In many ways this is reminiscent of FTL. It’s that same brutal learning curve of sudden deaths and scrabbling fights to postpone the inevitable, as you work out the intricacies of the gameplay. Although here, it swaps the humour of engine room fires and airlocks for the grim discovery that you can drag the body of the man you just killed, and a cleaver, into the crafting menu and make meat.
Every surviving turn is fought for and earned as you learn what to prioritise and how to deal with situations. As it’s random, sometimes it can feel unfair, with crucial items simply not being found. A container to carry stuff and a sleeping bag are vital, but sometimes a game can last a few turns where you find neither and freeze to death within minutes, never really having had a chance. Other times it can feel just plain broken – one game ended with our character bleeding to death, despite having only a single mild cut that had been bandaged with clean rags (having learned how to sterilise them).
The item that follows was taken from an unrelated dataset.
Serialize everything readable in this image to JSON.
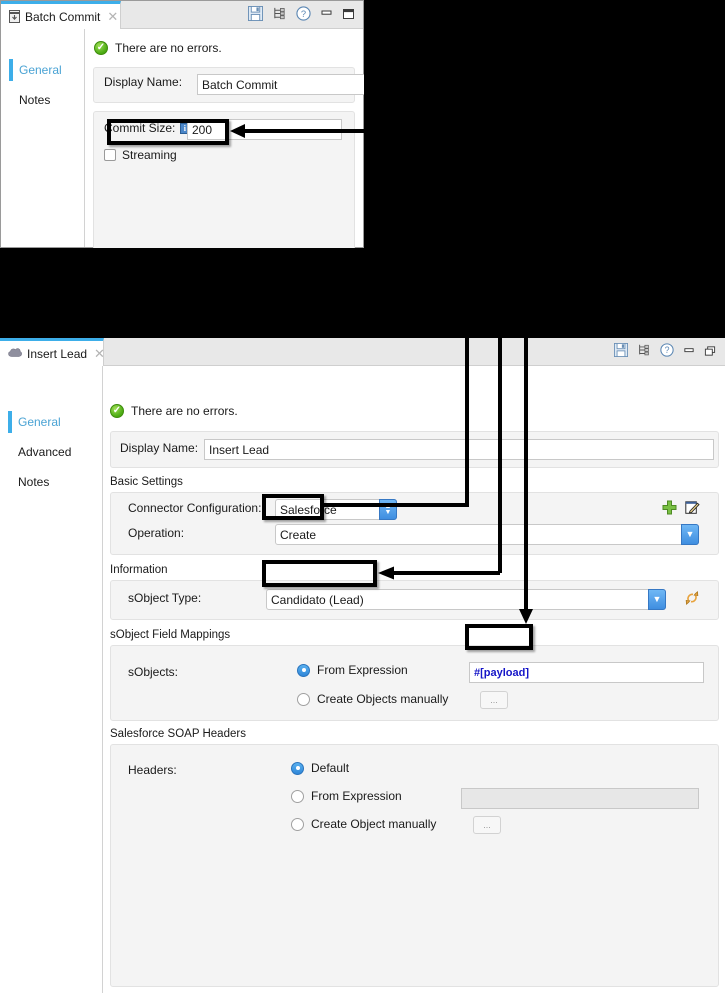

There is a larger game here about trying to survive long enough to “figure out who you really are” and reach a distant city. But in all honesty we never even got close. After ten hours, simply the struggle to survive was game enough. The only downside is the price: at £10.99 it feels a little over the odds. It’s a harsh and compelling survival experience with plenty of replayability, but one that’s probably best picked up in the sales. Possibly the post-apocalyptic ones, if you’re really thrifty.